Aquellos que han escrito sobre la vida y obra de Mauricio Macri dan cuenta de que el Presidente de la Nación tuvo su primera victoria fuerte ante su padre Franco cuando accedió por el voto de los socios a la titularidad de Boca. Su autoestima creció en la misma medida en que se extendía su popularidad ni más ni menos que por identificarse con los colores de un club cuyos hinchas pueblan cada rincón de la geografía argentina. Desde ese sillón mostró la hilacha. Modificó el estatuto de Boca, con una cláusula que indica que si al final de una gestión de comisión directiva, el club está con déficit, los dirigentes salientes deberán pagarlo recurriendo a su propio patrimonio. Fue una manera de abrirles las puertas a los amigos millonarios interesados en los negocios del fútbol. Otra muestra de su ideología se traslució con el armado de los fideicomisos para comprar jugadores, en 1998. Así llegaron Palermo, Guillermo y Gustavo Barros Schelotto, Walter Samuel, entre otros. Con amigos que ponían plata, usaban la vidriera del club para promocionar a la figura y después se quedaban con una porción de lo que produjera la venta del futbolista, en detrimento obvio de las ganancias del club. De todos modos, Macri se quedó con las ganas de hacer realidad su máxima aspiración: que haya sociedades anónimas en el fútbol argentino. Esa iniciativa fue parada en seco por Julio Grondona, entonces mandamás de la AFA, y dirigentes de varios clubes. 

Terminada su aventura boquense y asegurada la perdurabilidad de su ideología con las bases que impuso –Daniel Angelici es un custodio fiel de las mismas–, Macri fue descubierto por el conservadurismo vernáculo, que al hacer mediciones para encontrar candidato halló que quien alguna vez fuera nombrado como candidato a senador por Misiones –allá por el año 2000– le sacaba inmensas ventajas a otros postulantes en cuanto al conocimiento de su figura entre la gente. Lo entusiasmaron con una promisoria carrera política, que derivó en la creación del PRO. El electorado de la Ciudad de Buenos Aires lo llevó a la Jefatura de Gobierno por dos períodos consecutivos.

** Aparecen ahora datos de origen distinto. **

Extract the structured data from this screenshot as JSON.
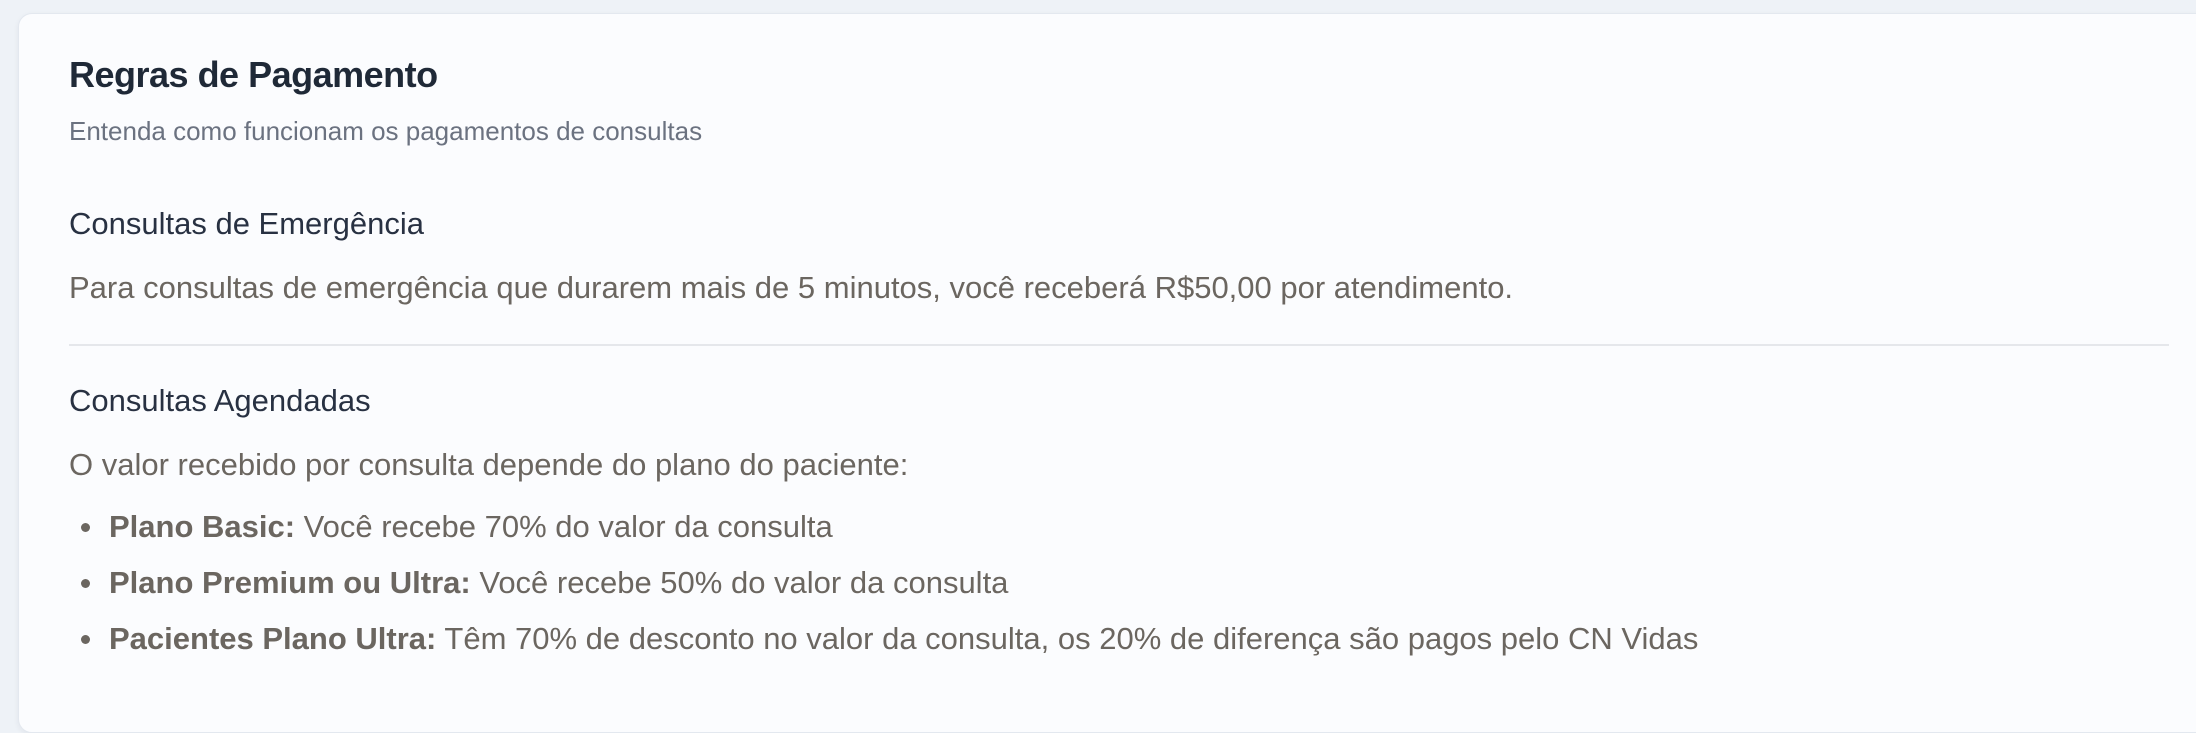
{
  "card": {
    "title": "Regras de Pagamento",
    "subtitle": "Entenda como funcionam os pagamentos de consultas"
  },
  "emergency": {
    "heading": "Consultas de Emergência",
    "text": "Para consultas de emergência que durarem mais de 5 minutos, você receberá R$50,00 por atendimento."
  },
  "scheduled": {
    "heading": "Consultas Agendadas",
    "intro": "O valor recebido por consulta depende do plano do paciente:",
    "rules": [
      {
        "label": "Plano Basic:",
        "text": " Você recebe 70% do valor da consulta"
      },
      {
        "label": "Plano Premium ou Ultra:",
        "text": " Você recebe 50% do valor da consulta"
      },
      {
        "label": "Pacientes Plano Ultra:",
        "text": " Têm 70% de desconto no valor da consulta, os 20% de diferença são pagos pelo CN Vidas"
      }
    ]
  },
  "colors": {
    "title": "#1f2937",
    "subtitle": "#6b7280",
    "body_text": "#6b6660",
    "card_background": "#fbfcfe",
    "divider": "#e5e7eb"
  }
}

Desde ese lugar, Macri preparó el sueño de llegar al sillón de Rivadavia. Otra vez su mayor mérito fue ser el dirigente más conocido por la gente entre los postulante de la increíble alianza Cambiemos, cuyos pilares fueron el PRO y la UCR. Y su paso por el fútbol era reconocido como fundamental para esa popularidad. El fenómeno amarillo se instaló en la Argentina en 2015. Y llegó la catarata de medidas antipopulares que sufrimos todos, incluidos los fanáticos del fútbol. El hincha acumuló bronca por la desaparición del Fútbol para Todos, por el encumbramiento en la AFA de dirigentes que le responden directamente al Presidente, por el precio prohibitivo de las entradas populares (¡320 pesos!); también por los despidos masivos en empresas y reparticiones del Estado, por los constantes tarifazos, por los cortes de luz... Y la gente explotó. Y se expresó a través del cantito que tanto molesta por estas horas al Presidente. Así como alguna vez el fútbol lo sacó de las sombras y lo catapultó a la popularidad, ahora elige enrostrarle el desacuerdo, evidenciando que la sociedad está creando los anticuerpos para sacudirse esta versión renovada del estamos mal pero vamos bien de los años del menemismo.